Alors voilà, que Macron passe, avec ou sans les votes des gauchistes (les vrais), avec ou sans les votes de droite (Hollande a déjà dit qu’il voterait Macron mais c’est vrai que Hollande, ce n’est pas la France), et que d’une manière ou d’une autre, avec un peu de proportionnelle, que cette fois, quand on vote FN, c’est bien pour qu’ils mettent en place leur politique. Pas parce que les autres nous emmerdent. Ceux-là vont devoir apprendre à bouffer à la table du loup, lui serrer la pince, le respecter et pas le diaboliser (oui, oui), parce que la « menace FN », ça suffit. Un vote républicain, ce n’est peut-être pas voter blanc, mais ce n’est pas non plus un blanc-seing qu’on file à des professionnels de la politique. Peu importe la stratégie dans l’urne, ce qui compte c’est bien ce qui sera fait ensuite, et la proportionnelle, ça doit être fait.

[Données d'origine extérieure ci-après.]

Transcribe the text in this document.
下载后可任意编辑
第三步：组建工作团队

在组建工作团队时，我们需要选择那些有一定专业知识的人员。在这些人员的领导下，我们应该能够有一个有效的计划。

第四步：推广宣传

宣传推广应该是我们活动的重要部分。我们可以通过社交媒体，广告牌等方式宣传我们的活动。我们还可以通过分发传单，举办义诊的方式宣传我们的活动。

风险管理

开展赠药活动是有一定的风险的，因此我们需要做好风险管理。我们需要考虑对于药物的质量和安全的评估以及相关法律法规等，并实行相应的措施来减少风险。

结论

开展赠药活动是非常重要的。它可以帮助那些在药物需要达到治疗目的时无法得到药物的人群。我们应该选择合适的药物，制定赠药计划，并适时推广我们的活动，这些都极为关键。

Parce que s’il y a une bonne proportion de connards en France, c’est démocratique qu’ils soient représentatifs à l’Assemblée, qu’ils soient sous le feu des projecteurs, à l’intérieur de la ville, et non à l’extérieur où on pourra sans cesse crier au Loup pour se marrer d’avoir fait peur à tout le monde sans conséquences. Les conséquences il va falloir les assumer.

Et puis, si les connards de tous bords (les fascistes comme les fascistes improvisés qui crient au loup pour garder les rênes du pouvoir) sont tout aussi incapables de se faire un peu moins cons à travers la proportionnelle, eh bien les autres, ceux qui votent pour eux, réclameront cette fois un FN avec tous les pouvoirs. Si ça n’arrive pas là, et si ces messieurs-dames dans cinq ou dix ans n’ont toujours pas compris, ben ça arrivera, même avec la proportionnelle. Du temps de Mitterrand, on disait que la France avait toujours dix ans de retard sur les États-Unis, faudra voir si ça vaut encore. Avec un peu de merde dans le vin parlementaire, le haut fonctionnaire, ou le politique professionnel ira peut-être aller chercher ses revenus ailleurs, et peut-être qu’il laissera à des vrais de la « société civile » se charger de nettoyer la fosse. Et peut-être qu’après ça on aura du vrai vin et non plus cette vinasse frelatée que certains osent appeler “politique”. Peut-être aussi que le journaleux qui ne se rêve qu’en éditorialiste sera forcé alors de poser des questions de fond intelligentes et non plus s’interroger sur la très intéressante politique politicienne qui met au centre de toutes les préoccupations la quête du pouvoir, les luttes d’ego et non les oppositions d’idées. Peut-être que. Peut-être. Vote pieux.

Et peut-être alors que j’irai voter. Parce que moi voyez-vous, j’ai jamais voté. Je trouve ça irresponsable. Je ne vote pas pour des représentants, je ne votais déjà pas pour des délégués de classe, alors… La gauche, la droite, les programmes, je m’en tape…, si ce qui est déjà décidé, voté, n’est jamais appliqué. Tu fuis d’un pays en guerre, tu te fais dépouiller par des passeurs parce que les pays qui doivent t’accueillir ferment leurs frontières, tu as la chance de pas crever en route, tu arrives sur les rotules pour faire valoir des droits, et là on te dit « t’existes raclure, t’as aucun droit, nous, on est les puissants, on décide d’accords internationaux, mais on regarde ensuite au cas par cas, et personne ne nous dira que ce n’est pas bien parce que c’est nous les puissants ». C’est déjà du fascisme dilué. S’il faut augmenter la dose pour qu’on sente bien que ça a la même couleur, la même odeur, pour comprendre que c’est la même chose, eh bien il faudra passer par là. Parce que les loups sont déjà là, et à eux aussi, il faut leur faire la peau.